Todo mundo me disse que ia acontecer e eu, claro, fiquei naquele mix de negação entre “mas queijo é tão bom, nada a verrrrrrr” e “eu espero que aconteça mesmo”. Aconteceu 🙂

Que bom ❤

Fiquei com vontade de começar essa história de #maioveganodaisa, um mês sem comer nada de origem animal real oficial, porque percebi que – e acredito que seja uma coisa que acontece muito com as pessoas que decidem se tornar vegetarianas – eu havia aumentado MUITO o consumo de queijos e ovos que, antes, nunca tinha sido tão alto. Muito nível: 2 ovos de manhã, todo dia, queijo o tempo todo, a todo tempo. Além disso, e ainda bem, me envolvi mais nas discussões e procurei ler mais sobre a parte política do veganismo, e então apareceu A Política Sexual da Carne na minha frente. Não teve jeito – mas disso eu falo mais adiante.
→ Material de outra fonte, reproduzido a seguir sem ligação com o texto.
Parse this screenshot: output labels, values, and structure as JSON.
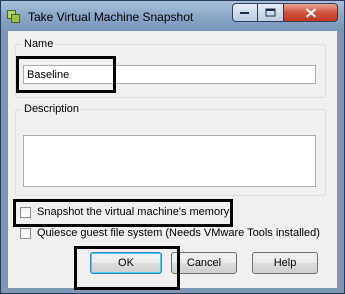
{
  "window": {
    "title": "Take Virtual Machine Snapshot",
    "icon": "vm-snapshot-icon"
  },
  "name_group": {
    "legend": "Name",
    "value": "Baseline"
  },
  "description_group": {
    "legend": "Description",
    "value": ""
  },
  "options": {
    "snapshot_memory_label": "Snapshot the virtual machine's memory",
    "snapshot_memory_checked": false,
    "quiesce_label": "Quiesce guest file system (Needs VMware Tools installed)",
    "quiesce_checked": false
  },
  "buttons": {
    "ok": "OK",
    "cancel": "Cancel",
    "help": "Help"
  },
  "colors": {
    "highlight_box": "#000000",
    "close_button": "#c1361e"
  }
}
A gente costuma achar que, comparada à produção de carne e leite, por exemplo, a produção de ovos tende a ser mais tranquila em relação à exploração animal, porém é muito pelo contrário: essa matéria do Gastrolândia dá um ótimo panorama sobre como vivem as galinhas poedeiras. Claro, você pode procurar comprar ovos de granjas orgânicas, de “galinhas que vivem livres”, mas ainda que tentemos excluir a maior parte da exploração excessiva, bom: ainda estamos usando os bichos para produção de comida pra gente. Desnecessariamente. É.

[…] não há como uma ave que vive durante um ano e meio numa gaiola menor do que uma folha de sulfite, tomando antibiótico, sofrendo mutilação e comendo ração cheia de pesticida possa produzir um ovo saudável. Não consigo chamar isso de alimento. – Gastrolândia.

Já o leite tem aquela coisa meio de vilão de várias dietas diferentes que pedem por “produtos sem lactose” como uma das estratégias pra emagrecer, já que a maioria das pessoas tem um ou outro grau de intolerância à lactose: e temos mesmo, já que a gente é o único mamífero que consome leite tanto tempo depois da infância e de outras fêmeas. Há um tempinho rolou esse vídeo bem explicativo e direto (e com imagens bem fortes!) da Hana Khalil que explica os problemas por trás do consumo de leite e derivados e como a cadeira de produção é tão horrorosa quanto a da carne.

Vale lembrar também que estou usando “maio vegano” aqui apenas com o objetivo da divulgação da parada, porque ser vegano vai além da comida: é uma decisão que passa pela carne, leite e seus derivados, ovos, mel, manteiga – ou seja, todo e qualquer alimento de origem animal -, mas também por outros produtos como lã, couro, remédios, xampus, produtos de higiene pessoal, cosméticos, marcas que financiam rodeios, testes em animais etc. Todo e qualquer tipo de crueldade. O veganismo não é só uma opção alimentar, mas uma postura ética diante do sofrimento e da exploração em relação aos animais. Esse caminho já está rolando pra mim há algum tempinho, mas está longe de se concluir, e eu abro exceções demais pra dizer por aí que “sou vegana” – o mais certo seria falar de vegetarianismo estrito, ou seja: sem nada de origem animal na alimentação.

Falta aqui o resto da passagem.